A decisão, no entanto, é amplamente vista como política, não técnica. A presença do senador Flávio Bolsonaro (PL-RJ), pré-candidato à Presidência, nas audiências desta terça-feira (7), em Washington, acirrou o debate: o presidente Lula classificou a carta enviada pelo senador ao USTR como “entreguista”, e o governo brasileiro articula uma estratégia para esvaziar a narrativa do parlamentar.

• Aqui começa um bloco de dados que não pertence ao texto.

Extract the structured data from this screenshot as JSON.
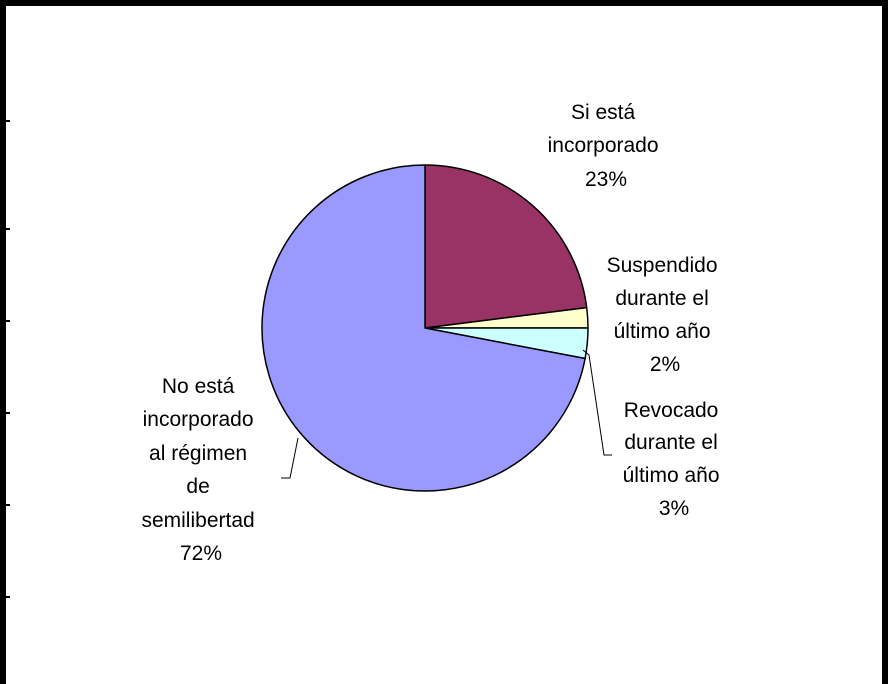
{
  "chart_data": {
    "type": "pie",
    "title": "",
    "slices": [
      {
        "line1": "Si está",
        "line2": "incorporado",
        "line3": "",
        "line4": "",
        "line5": "",
        "percent_label": "23%",
        "value": 23,
        "color": "#993366"
      },
      {
        "line1": "Suspendido",
        "line2": "durante el",
        "line3": "último año",
        "line4": "",
        "line5": "",
        "percent_label": "2%",
        "value": 2,
        "color": "#FFFFCC"
      },
      {
        "line1": "Revocado",
        "line2": "durante el",
        "line3": "último año",
        "line4": "",
        "line5": "",
        "percent_label": "3%",
        "value": 3,
        "color": "#CCFFFF"
      },
      {
        "line1": "No está",
        "line2": "incorporado",
        "line3": "al régimen",
        "line4": "de",
        "line5": "semilibertad",
        "percent_label": "72%",
        "value": 72,
        "color": "#9999FF"
      }
    ],
    "start_angle": "12 o'clock",
    "direction": "clockwise",
    "legend": "none"
  }
}
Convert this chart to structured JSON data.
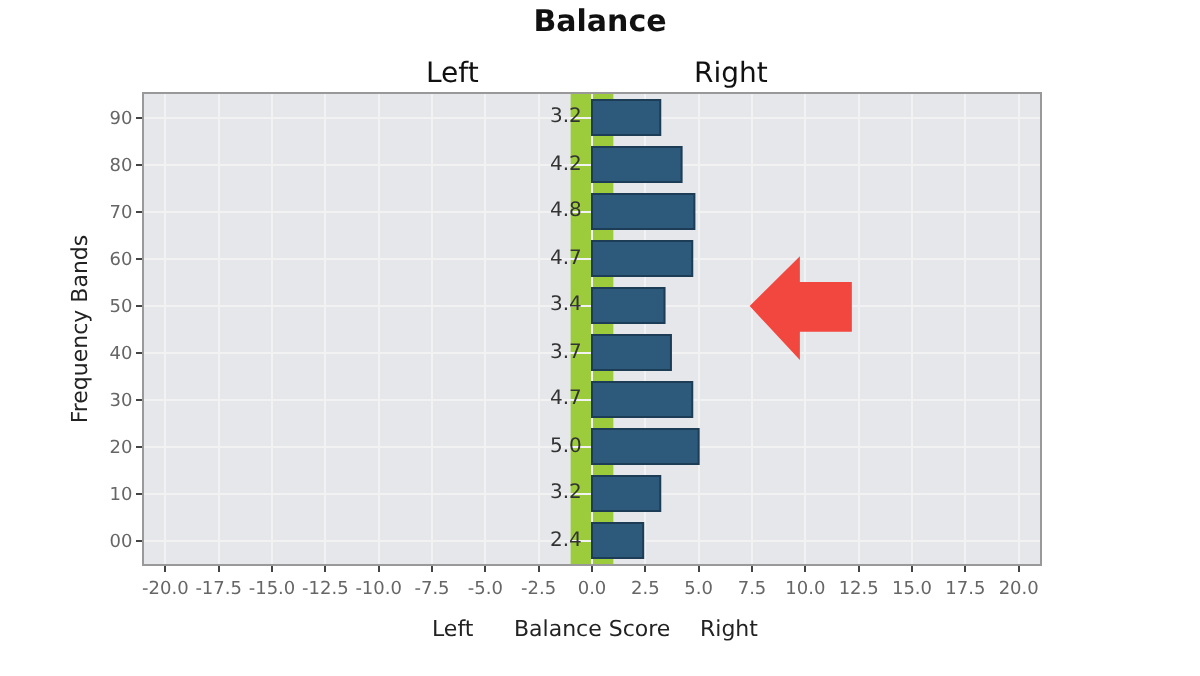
{
  "chart_data": {
    "type": "bar",
    "orientation": "horizontal",
    "title": "Balance",
    "xlabel": "Balance Score",
    "ylabel": "Frequency Bands",
    "annotations": [
      "Left",
      "Right",
      "Left",
      "Right"
    ],
    "categories": [
      "90",
      "80",
      "70",
      "60",
      "50",
      "40",
      "30",
      "20",
      "10",
      "00"
    ],
    "series": [
      {
        "color": "#2d5a7b",
        "values": [
          3.2,
          4.2,
          4.8,
          4.7,
          3.4,
          3.7,
          4.7,
          5.0,
          3.2,
          2.4
        ]
      }
    ],
    "value_labels": [
      "3.2",
      "4.2",
      "4.8",
      "4.7",
      "3.4",
      "3.7",
      "4.7",
      "5.0",
      "3.2",
      "2.4"
    ],
    "xlim": [
      -21,
      21
    ],
    "xticks": [
      {
        "value": -20,
        "label": "-20.0"
      },
      {
        "value": -17.5,
        "label": "-17.5"
      },
      {
        "value": -15,
        "label": "-15.0"
      },
      {
        "value": -12.5,
        "label": "-12.5"
      },
      {
        "value": -10,
        "label": "-10.0"
      },
      {
        "value": -7.5,
        "label": "-7.5"
      },
      {
        "value": -5,
        "label": "-5.0"
      },
      {
        "value": -2.5,
        "label": "-2.5"
      },
      {
        "value": 0,
        "label": "0.0"
      },
      {
        "value": 2.5,
        "label": "2.5"
      },
      {
        "value": 5,
        "label": "5.0"
      },
      {
        "value": 7.5,
        "label": "7.5"
      },
      {
        "value": 10,
        "label": "10.0"
      },
      {
        "value": 12.5,
        "label": "12.5"
      },
      {
        "value": 15,
        "label": "15.0"
      },
      {
        "value": 17.5,
        "label": "17.5"
      },
      {
        "value": 20,
        "label": "20.0"
      }
    ],
    "bands": [
      {
        "axis": "x",
        "from": -1,
        "to": 1,
        "color": "#9ccc3c"
      }
    ],
    "grid": true
  }
}
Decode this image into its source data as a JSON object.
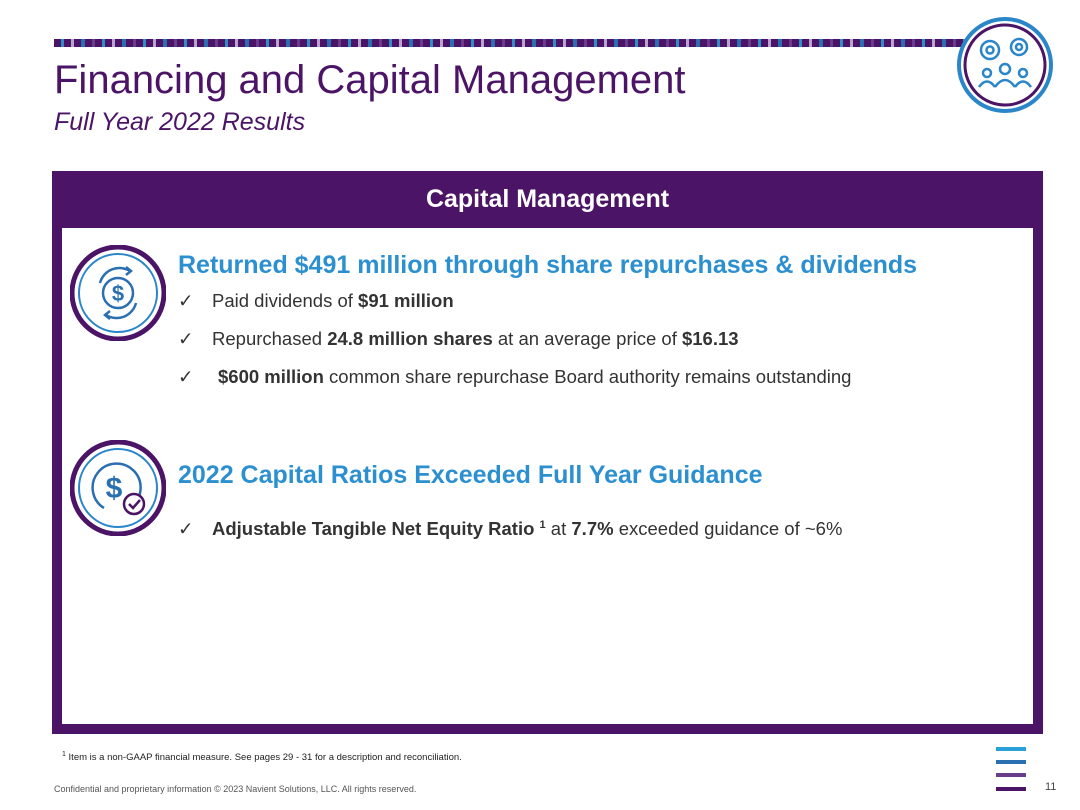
{
  "header": {
    "title": "Financing and Capital Management",
    "subtitle": "Full Year 2022 Results"
  },
  "panel": {
    "heading": "Capital Management",
    "sections": [
      {
        "heading": "Returned $491 million through share repurchases & dividends",
        "icon": "dollar-cycle-icon",
        "bullets": [
          {
            "check": "✓",
            "t1": "Paid dividends of ",
            "b1": "$91 million"
          },
          {
            "check": "✓",
            "t1": "Repurchased ",
            "b1": "24.8 million shares",
            "t2": " at an average price of ",
            "b2": "$16.13"
          },
          {
            "check": "✓",
            "b1": "$600 million",
            "t2": " common share repurchase Board authority remains outstanding"
          }
        ]
      },
      {
        "heading": "2022 Capital Ratios Exceeded Full Year Guidance",
        "icon": "dollar-check-icon",
        "bullets": [
          {
            "check": "✓",
            "b1": "Adjustable Tangible Net Equity Ratio ",
            "sup": "1",
            "t2": " at ",
            "b2": "7.7%",
            "t3": " exceeded guidance of ~6%"
          }
        ]
      }
    ]
  },
  "footer": {
    "footnote_sup": "1",
    "footnote": " Item is a non-GAAP financial measure.  See pages 29 - 31  for a description and reconciliation.",
    "copyright": "Confidential and proprietary information  © 2023 Navient Solutions, LLC. All rights reserved.",
    "page_number": "11"
  },
  "colors": {
    "brand_purple": "#4b1466",
    "accent_blue": "#2b8fd0"
  }
}
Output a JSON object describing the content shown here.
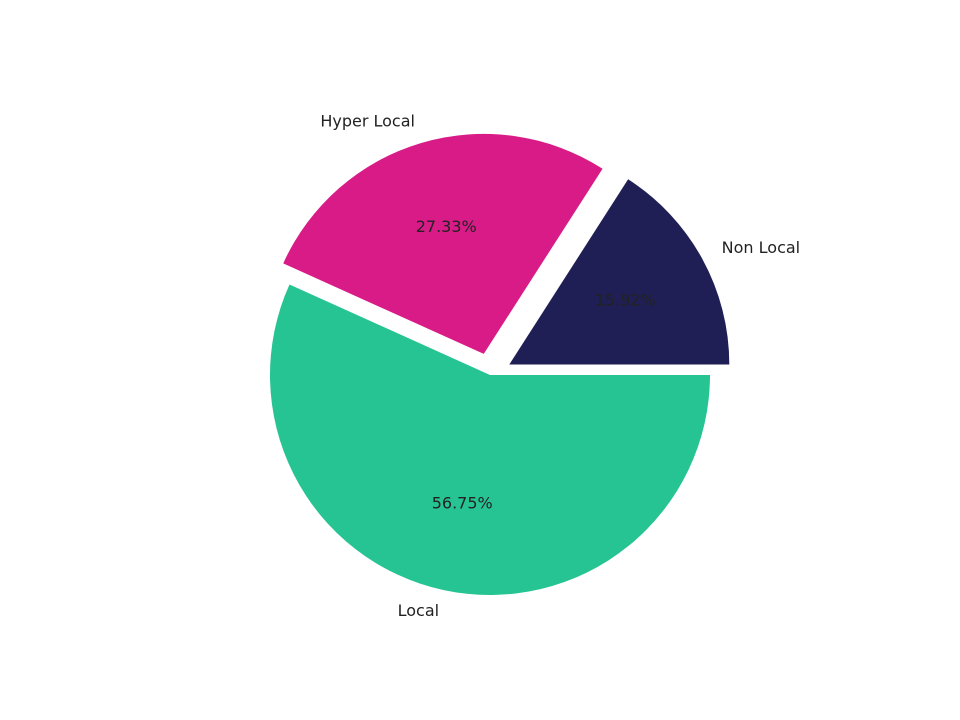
{
  "chart_data": {
    "type": "pie",
    "categories": [
      "Non Local",
      "Hyper Local",
      "Local"
    ],
    "values": [
      15.92,
      27.33,
      56.75
    ],
    "value_labels": [
      "15.92%",
      "27.33%",
      "56.75%"
    ],
    "colors": [
      "#1f1f55",
      "#d81b87",
      "#26c493"
    ],
    "explode": [
      0.1,
      0.1,
      0
    ],
    "start_angle": 0,
    "direction": "counterclockwise"
  }
}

Audiências nos EUA: críticas técnicas e politização da decisão
O primeiro dia de audiências públicas do USTR deixou um saldo claro para empresários e economistas brasileiros presentes em Washington: não há base técnica para a aplicação de novas tarifas sobre importações do Brasil. Segundo o balanço feito por esses representantes, até técnicos americanos demonstraram compreender a ausência de justificativa para a medida. O diretor-geral do Cecafé, Marcos Matos, descreveu o ambiente como mais técnico e favorável ao Brasil em comparação ao ano anterior, expressando “otimismo com moderação” diante da postura do USTR.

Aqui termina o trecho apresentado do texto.